La clinique juridique Juripop a quant à elle dit du projet de loi qu’il « envoie un message fort aux victimes et aux survivantes ». « Je trouve ça très courageux et essentiel d’entreprendre un changement de culture », a fait valoir sa directrice dans un entretien avec Le Devoir. Elle a comparé le projet du ministre à « une boîte ». « Et on attend de voir comment il va remplir sa boîte, avec quelles mesures concrètes », a-t-elle illustré.

À son avis, il n’y a pas que les juges qui auraient besoin de formations pour mieux comprendre la réalité des victimes de violences conjugales et sexuelles. « Ce qu’on apprend, dans une faculté de droit, c’est le droit. […] Mais ce dont on a besoin, c’est de comprendre c’est quoi une agression sexuelle et ce que ça a comme impact sur les personnes qui viennent témoigner », a-t-elle affirmé.

L’Association québécoise des avocats de la défense a quant à elle dit « appuy[er] toute démarche visant à bonifier la formation des intervenants du système judiciaire et partag[er] la confiance du gouvernement envers la capacité de la magistrature de se doter, en toute indépendance et impartialité, d’une formation complète à l’égard de ces questions, comme elle a toujours su le faire d’ailleurs ». Son président, Michel LeBrun, a signalé que l’Association comptait « participer activement » à l’élaboration et l’implantation des projets-pilotes annoncés.

La Cour du Québec «prête à assumer ses responsabilités»

Dans l’allocution qu’elle a prononcée lors de la rentrée judiciaire, la juge en chef Lucie Rondeau a déclaré que la Cour «encourage aussi une meilleure intégration de ces services au bénéfice des personnes plaignantes, une responsabilité qui n’appartient toutefois pas à un “tribunal”».

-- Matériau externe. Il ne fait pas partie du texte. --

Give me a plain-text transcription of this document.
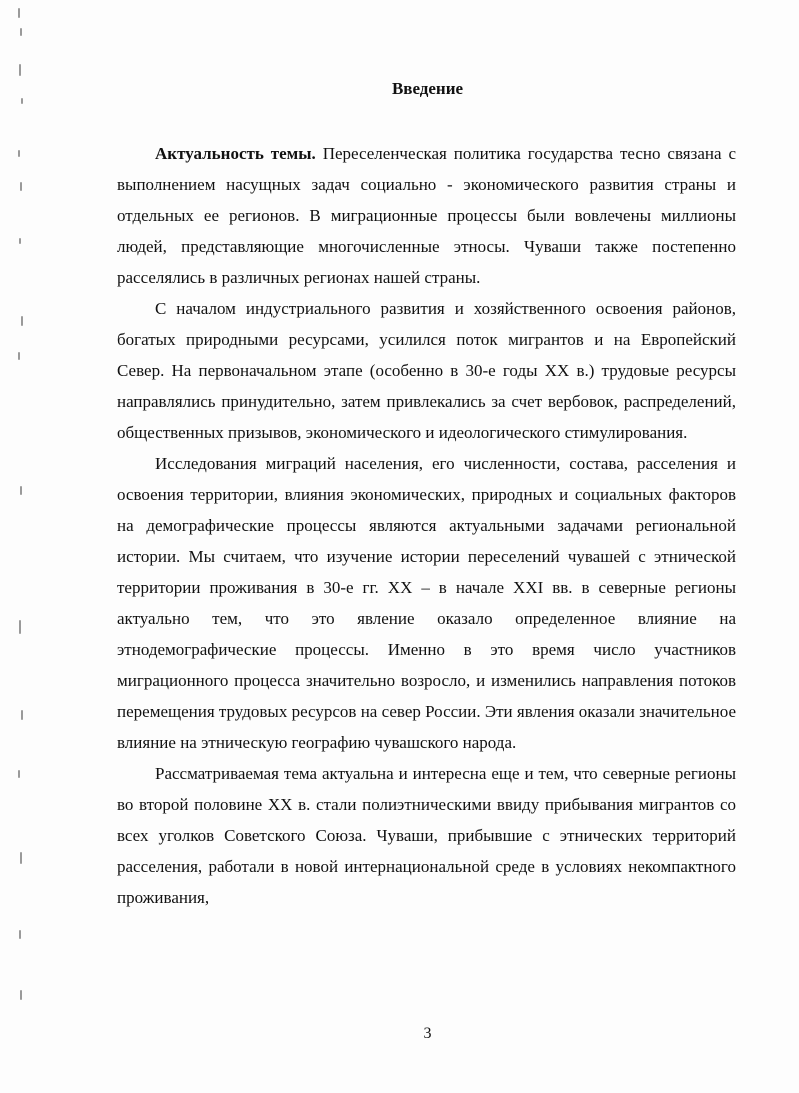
Введение

Актуальность темы. Переселенческая политика государства тесно связана с выполнением насущных задач социально - экономического развития страны и отдельных ее регионов. В миграционные процессы были вовлечены миллионы людей, представляющие многочисленные этносы. Чуваши также постепенно расселялись в различных регионах нашей страны.

С началом индустриального развития и хозяйственного освоения районов, богатых природными ресурсами, усилился поток мигрантов и на Европейский Север. На первоначальном этапе (особенно в 30-е годы XX в.) трудовые ресурсы направлялись принудительно, затем привлекались за счет вербовок, распределений, общественных призывов, экономического и идеологического стимулирования.

Исследования миграций населения, его численности, состава, расселения и освоения территории, влияния экономических, природных и социальных факторов на демографические процессы являются актуальными задачами региональной истории. Мы считаем, что изучение истории переселений чувашей с этнической территории проживания в 30-е гг. XX – в начале XXI вв. в северные регионы актуально тем, что это явление оказало определенное влияние на этнодемографические процессы. Именно в это время число участников миграционного процесса значительно возросло, и изменились направления потоков перемещения трудовых ресурсов на север России. Эти явления оказали значительное влияние на этническую географию чувашского народа.

Рассматриваемая тема актуальна и интересна еще и тем, что северные регионы во второй половине XX в. стали полиэтническими ввиду прибывания мигрантов со всех уголков Советского Союза. Чуваши, прибывшие с этнических территорий расселения, работали в новой интернациональной среде в условиях некомпактного проживания,

3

La Cour du Québec a auparavant exprimé des réserves au sujet de l’utilisation de l’expression « tribunal spécialisé ». Le qualificatif y est « ambigu », a-t-elle fait valoir, et il pourrait laisser croire qu’un tel tribunal fonctionne selon des « règles de droit différentes d’un tribunal criminel traditionnel ». La Cour était néanmoins d’accord avec la création d’une division en son sein pour traiter de ce genre d’accusations. Dans son allocution, la juge Rondeau a dit que la Cour du Québec était «prête à assumer pleinement les responsabilités qui lui reviennent».

Malgré les préoccupations qui ont été exprimées, Québec a gardé l’appellation. Celle-ci faisait partie des demandes des groupes qui ont participé aux consultations et aux auditions du rapport Rebâtir la confiance, a expliqué le ministre Jolin-Barrette. « Pour les commentaires de la Cour du Québec, je vous réfère au rapport du groupe de travail. Mais la société québécoise souhaite des changements dans le système de justice et tous les acteurs doivent participer à ce changement-là », a-t-il ajouté.